Il mercato del lavoro italiano, secondo uno studio della Cgia, sta vivendo un momento di notevole positività, caratterizzato da un record storico di occupati e da un significativo aumento del numero di lavoratori con contratti a tempo indeterminato. In più, si è registrato un notevole incremento del personale altamente qualificato, segnando un trend di crescita che promette prospettive favorevoli per il futuro. Andando nello specifico dei dati forniti dall’Associazione artigiani e piccole imprese di Mestre, nel 2023, il numero di occupati in Italia ha raggiunto la cifra di 23,6 milioni di unità, registrando un aumento di 471mila persone rispetto al periodo pre-Covid. Di particolare rilievo è stato l’incremento del 3,5% registrato nel Mezzogiorno, che ha visto coinvolte 213mila persone, confermando una tendenza di crescita in questa regione. Le previsioni indicano un ulteriore aumento, con una proiezione di quasi 24 milioni di addetti entro il 2025.
Lavoratori specializzati
Sempre l’anno scorso si è raggiunta una incidenza dell’84 per cento di coloro che hanno un contratto di lavoro a tempo in determinato (15,57 milioni su 18,54 milioni) sul totale dei lavoratori dipendenti. Se si confrontano il numero di lavoratori dipendenti del 2023 con il posto fisso sempre con lo stesso dato del periodo pre-pandemico, l’aumento è stato di 742 mila unità (+5 per cento)
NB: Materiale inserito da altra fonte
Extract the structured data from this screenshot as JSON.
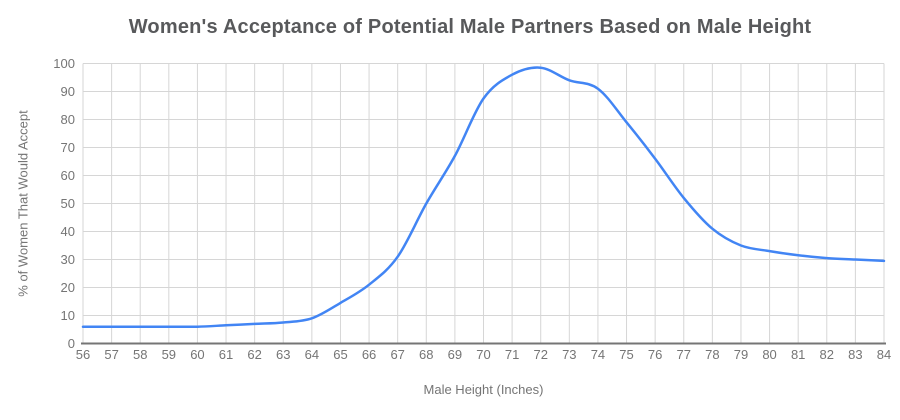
{
  "chart_data": {
    "type": "line",
    "title": "Women's Acceptance of Potential Male Partners Based on Male Height",
    "xlabel": "Male Height (Inches)",
    "ylabel": "% of Women That Would Accept",
    "series_name": "% of Women That Would Accept",
    "x": [
      56,
      57,
      58,
      59,
      60,
      61,
      62,
      63,
      64,
      65,
      66,
      67,
      68,
      69,
      70,
      71,
      72,
      73,
      74,
      75,
      76,
      77,
      78,
      79,
      80,
      81,
      82,
      83,
      84
    ],
    "values": [
      6,
      6,
      6,
      6,
      6,
      6.5,
      7,
      7.5,
      9,
      14.5,
      21,
      31,
      50,
      67,
      87.5,
      96,
      98.5,
      94,
      91,
      79,
      66,
      52,
      41,
      35,
      33,
      31.5,
      30.5,
      30,
      29.5
    ],
    "xlim": [
      56,
      84
    ],
    "ylim": [
      0,
      100
    ],
    "y_ticks": [
      0,
      10,
      20,
      30,
      40,
      50,
      60,
      70,
      80,
      90,
      100
    ],
    "grid": "both",
    "legend": "none",
    "smooth": true
  },
  "colors": {
    "line": "#4285f4",
    "title_text": "#58595b",
    "axis_labels": "#757575",
    "gridline": "#d6d6d6",
    "axis_line": "#757575",
    "background": "#ffffff"
  }
}
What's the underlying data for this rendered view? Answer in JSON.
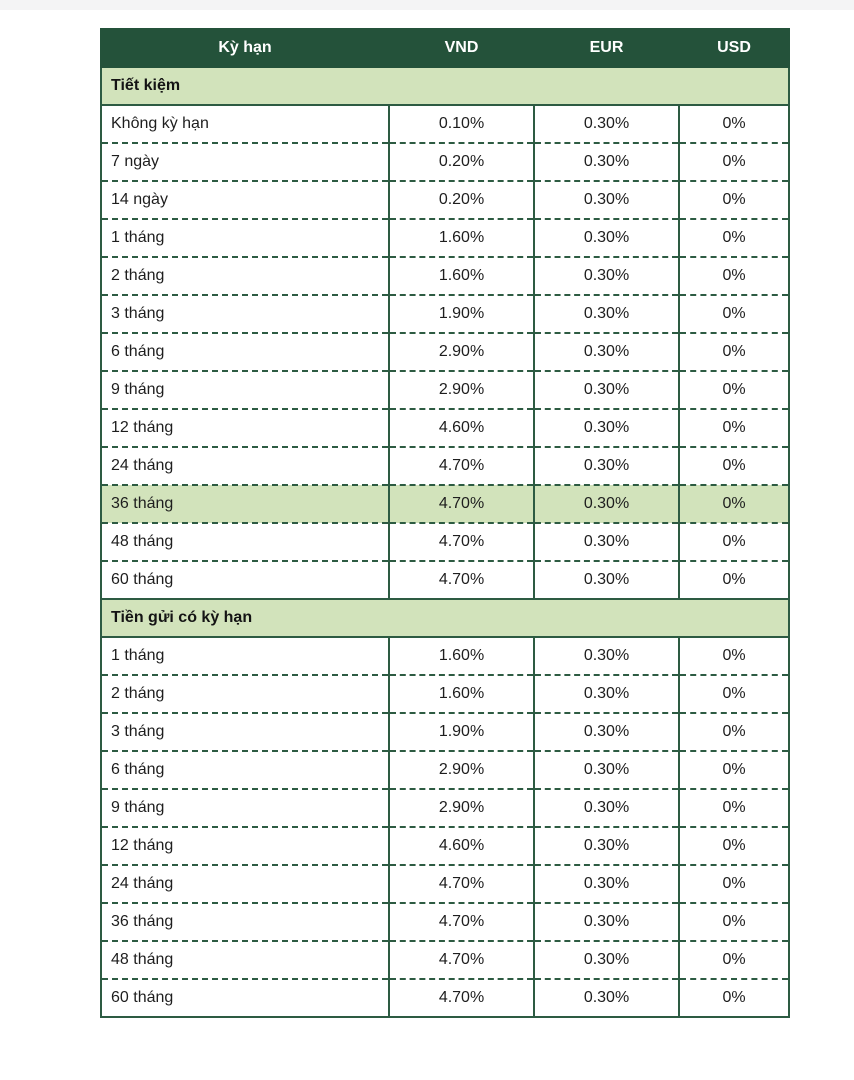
{
  "page": {
    "top_strip_color": "#f4f4f5",
    "header_bg_color": "#24523a",
    "section_bg_color": "#d2e3bb",
    "border_color": "#2d5b42",
    "highlight_bg_color": "#d2e3bb"
  },
  "table": {
    "columns": [
      "Kỳ hạn",
      "VND",
      "EUR",
      "USD"
    ],
    "sections": [
      {
        "title": "Tiết kiệm",
        "rows": [
          {
            "label": "Không kỳ hạn",
            "values": [
              "0.10%",
              "0.30%",
              "0%"
            ],
            "highlight": false
          },
          {
            "label": "7 ngày",
            "values": [
              "0.20%",
              "0.30%",
              "0%"
            ],
            "highlight": false
          },
          {
            "label": "14 ngày",
            "values": [
              "0.20%",
              "0.30%",
              "0%"
            ],
            "highlight": false
          },
          {
            "label": "1 tháng",
            "values": [
              "1.60%",
              "0.30%",
              "0%"
            ],
            "highlight": false
          },
          {
            "label": "2 tháng",
            "values": [
              "1.60%",
              "0.30%",
              "0%"
            ],
            "highlight": false
          },
          {
            "label": "3 tháng",
            "values": [
              "1.90%",
              "0.30%",
              "0%"
            ],
            "highlight": false
          },
          {
            "label": "6 tháng",
            "values": [
              "2.90%",
              "0.30%",
              "0%"
            ],
            "highlight": false
          },
          {
            "label": "9 tháng",
            "values": [
              "2.90%",
              "0.30%",
              "0%"
            ],
            "highlight": false
          },
          {
            "label": "12 tháng",
            "values": [
              "4.60%",
              "0.30%",
              "0%"
            ],
            "highlight": false
          },
          {
            "label": "24 tháng",
            "values": [
              "4.70%",
              "0.30%",
              "0%"
            ],
            "highlight": false
          },
          {
            "label": "36 tháng",
            "values": [
              "4.70%",
              "0.30%",
              "0%"
            ],
            "highlight": true
          },
          {
            "label": "48 tháng",
            "values": [
              "4.70%",
              "0.30%",
              "0%"
            ],
            "highlight": false
          },
          {
            "label": "60 tháng",
            "values": [
              "4.70%",
              "0.30%",
              "0%"
            ],
            "highlight": false
          }
        ]
      },
      {
        "title": "Tiền gửi có kỳ hạn",
        "rows": [
          {
            "label": "1 tháng",
            "values": [
              "1.60%",
              "0.30%",
              "0%"
            ],
            "highlight": false
          },
          {
            "label": "2 tháng",
            "values": [
              "1.60%",
              "0.30%",
              "0%"
            ],
            "highlight": false
          },
          {
            "label": "3 tháng",
            "values": [
              "1.90%",
              "0.30%",
              "0%"
            ],
            "highlight": false
          },
          {
            "label": "6 tháng",
            "values": [
              "2.90%",
              "0.30%",
              "0%"
            ],
            "highlight": false
          },
          {
            "label": "9 tháng",
            "values": [
              "2.90%",
              "0.30%",
              "0%"
            ],
            "highlight": false
          },
          {
            "label": "12 tháng",
            "values": [
              "4.60%",
              "0.30%",
              "0%"
            ],
            "highlight": false
          },
          {
            "label": "24 tháng",
            "values": [
              "4.70%",
              "0.30%",
              "0%"
            ],
            "highlight": false
          },
          {
            "label": "36 tháng",
            "values": [
              "4.70%",
              "0.30%",
              "0%"
            ],
            "highlight": false
          },
          {
            "label": "48 tháng",
            "values": [
              "4.70%",
              "0.30%",
              "0%"
            ],
            "highlight": false
          },
          {
            "label": "60 tháng",
            "values": [
              "4.70%",
              "0.30%",
              "0%"
            ],
            "highlight": false
          }
        ]
      }
    ]
  }
}
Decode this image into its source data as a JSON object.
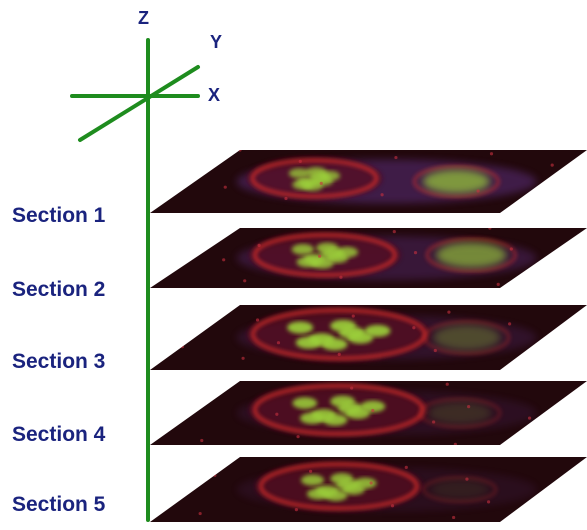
{
  "axes": {
    "z_label": "Z",
    "y_label": "Y",
    "x_label": "X"
  },
  "sections": [
    {
      "label": "Section 1"
    },
    {
      "label": "Section 2"
    },
    {
      "label": "Section 3"
    },
    {
      "label": "Section 4"
    },
    {
      "label": "Section 5"
    }
  ],
  "colors": {
    "axis": "#1e8c1e",
    "label": "#1a237e",
    "slice_bg": "#22080c",
    "membrane": "#e0302a",
    "nucleus": "#9cd23a",
    "stain": "#6a3a9c"
  }
}
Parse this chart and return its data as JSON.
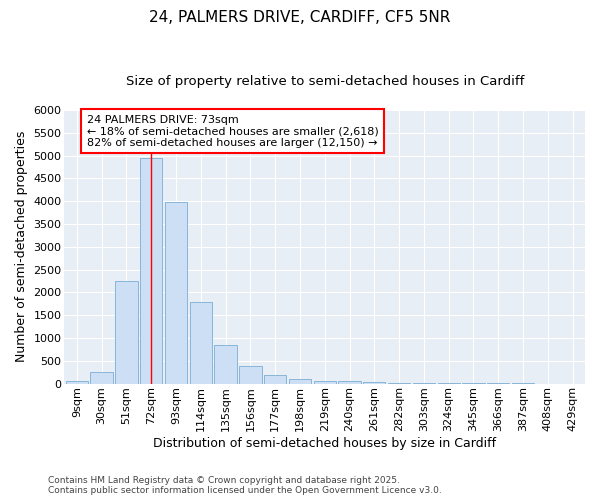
{
  "title": "24, PALMERS DRIVE, CARDIFF, CF5 5NR",
  "subtitle": "Size of property relative to semi-detached houses in Cardiff",
  "xlabel": "Distribution of semi-detached houses by size in Cardiff",
  "ylabel": "Number of semi-detached properties",
  "categories": [
    "9sqm",
    "30sqm",
    "51sqm",
    "72sqm",
    "93sqm",
    "114sqm",
    "135sqm",
    "156sqm",
    "177sqm",
    "198sqm",
    "219sqm",
    "240sqm",
    "261sqm",
    "282sqm",
    "303sqm",
    "324sqm",
    "345sqm",
    "366sqm",
    "387sqm",
    "408sqm",
    "429sqm"
  ],
  "values": [
    50,
    260,
    2250,
    4950,
    3980,
    1780,
    850,
    390,
    195,
    105,
    65,
    50,
    25,
    10,
    5,
    3,
    2,
    1,
    1,
    0,
    0
  ],
  "bar_color": "#ccdff5",
  "bar_edge_color": "#7bafd4",
  "property_bin_index": 3,
  "annotation_text_line1": "24 PALMERS DRIVE: 73sqm",
  "annotation_text_line2": "← 18% of semi-detached houses are smaller (2,618)",
  "annotation_text_line3": "82% of semi-detached houses are larger (12,150) →",
  "footer_line1": "Contains HM Land Registry data © Crown copyright and database right 2025.",
  "footer_line2": "Contains public sector information licensed under the Open Government Licence v3.0.",
  "ylim": [
    0,
    6000
  ],
  "yticks": [
    0,
    500,
    1000,
    1500,
    2000,
    2500,
    3000,
    3500,
    4000,
    4500,
    5000,
    5500,
    6000
  ],
  "fig_bg_color": "#ffffff",
  "plot_bg_color": "#e8eef5",
  "grid_color": "#ffffff",
  "title_fontsize": 11,
  "subtitle_fontsize": 9.5,
  "axis_label_fontsize": 9,
  "tick_fontsize": 8
}
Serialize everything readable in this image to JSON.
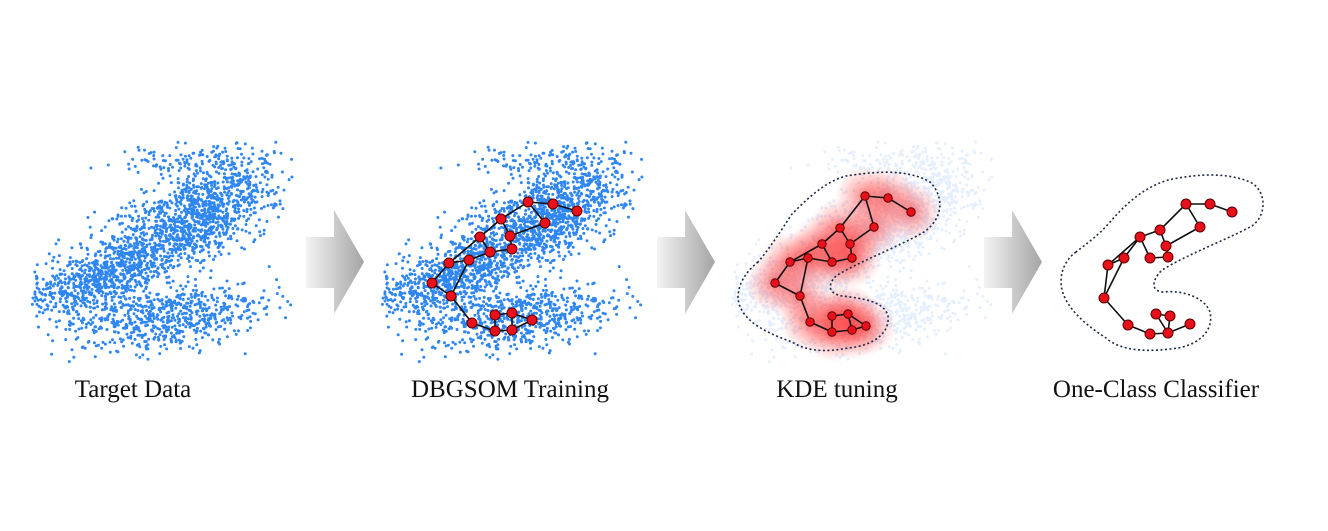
{
  "stages": [
    {
      "id": "target-data",
      "label": "Target Data"
    },
    {
      "id": "dbgsom-training",
      "label": "DBGSOM Training"
    },
    {
      "id": "kde-tuning",
      "label": "KDE tuning"
    },
    {
      "id": "one-class-classifier",
      "label": "One-Class Classifier"
    }
  ],
  "colors": {
    "data_points": "#2f86f0",
    "node_fill": "#e8101a",
    "node_edge": "#111111",
    "kde_glow": "#ff2a2a",
    "boundary": "#1e2a44",
    "arrow_light": "#f2f2f2",
    "arrow_dark": "#a9a9a9"
  },
  "icons": [
    "right-arrow-icon",
    "right-arrow-icon",
    "right-arrow-icon"
  ]
}
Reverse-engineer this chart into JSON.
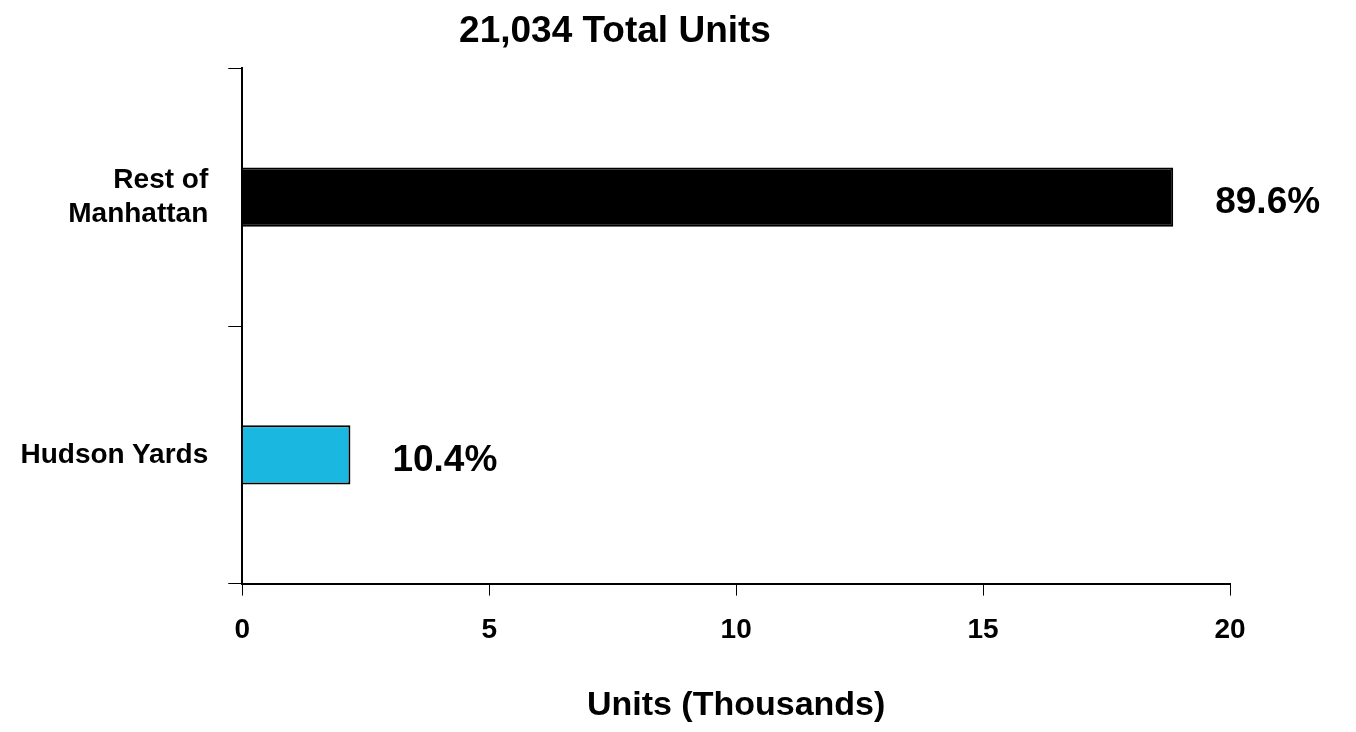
{
  "chart_data": {
    "type": "bar",
    "orientation": "horizontal",
    "title": "21,034 Total Units",
    "xlabel": "Units (Thousands)",
    "categories": [
      "Rest of Manhattan",
      "Hudson Yards"
    ],
    "values": [
      18.85,
      2.19
    ],
    "colors": [
      "#000000",
      "#1ab8e0"
    ],
    "annotations": [
      {
        "text": "89.6%",
        "x": 18.85,
        "y": "Rest of Manhattan"
      },
      {
        "text": "10.4%",
        "x": 2.19,
        "y": "Hudson Yards"
      }
    ],
    "xlim": [
      0,
      20
    ],
    "xticks": [
      0,
      5,
      10,
      15,
      20
    ],
    "grid": false,
    "legend": false
  }
}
Infine, il numero dei lavoratori altamente specializzati/qualificati è aumentato nell’ultimo anno del 5,8 per cento (+464 mila), pari al 96,5 per cento dei nuovi posti di lavoro creati nel 2023; mentre rispetto al 2019 la variazione rimane positiva (+2,3 per cento), ma più contenuta rispetto all’anno precedente (+192 mila) con una incidenza del 40,7 per cento sui nuovi posti di lavoro creati in questo ultimo quadriennio.
Le criticità maggiori
Nonostante questi risultati positivi, persistono però alcune criticità che richiedono attenzione. Il basso tasso di occupazione rimane una sfida importante; confrontato con altri Paesi dell’Eurozona, l’Italia continua a registrare un tasso di occupazione del 61,5%, al di sotto della media europea del 70,1%. Inoltre, il numero di lavoratori autonomi è diminuito, sebbene sia stato registrato un leggero segnale di ripresa nel 2023 anno. Da non trascurare sono anche i livelli retributivi mediamente più bassi rispetto ad altri Paesi dell’Ue, attribuibili a una produttività del lavoro inferiore e a tassi occupazionali femminili più contenuti.
Uno sguardo al Sud
In questi ultimi anni a livello territoriale sono le regioni del Mezzogiorno ad aver registrato gli incrementi occupazionali più importanti. Rispetto al 2019 la Puglia ha segnato un ragguardevole +6,3 per cento (+77 mila unità), seguono la Liguria e la Sicilia entrambe con il +5,2 per cento (la prima con +31 mila unità e la seconda con +69 mila), la Campania con il +3,6 per cento (+58 mila unità) e la Basilicata con il +3,5 per cento (+7 mila unità). A livello provinciale, invece, è Lecce con il + 16,5 per cento (+36.500 unità) ad aver conseguito l’incremento percentuale più significativo del Paese rispetto al periodo prepandemico. Seguono Benevento con il +12,4 per cento (+10 mila unità), Enna con il +11,2 per cento (+4.800 unità), Frosinone con il +10,9 per cento (+16.600 unità) e Ragusa con il +9,4 per cento (+10 mila unità). Non tutto il Mezzogiorno, comunque, ha potuto contare surisultati positivi. Tra gli ultimi posti della graduatoria provinciale scorgiamo altre realtà del Sud: in particolare Sud Sardegna e Siracusa dove la contrazione occupazionale è stata per entrambe del -4,3 per cento (la prima con -4.900 unità e la seconda con -5 mila), Caltanissetta con il -5,2 per cento (-3.400 unità), Sassari con il -6,8 per cento (-12.600 unità) e, infine, chiude la classifica la provincia marchigiana di Fermo con il -7,9 per cento (-6 mila unità).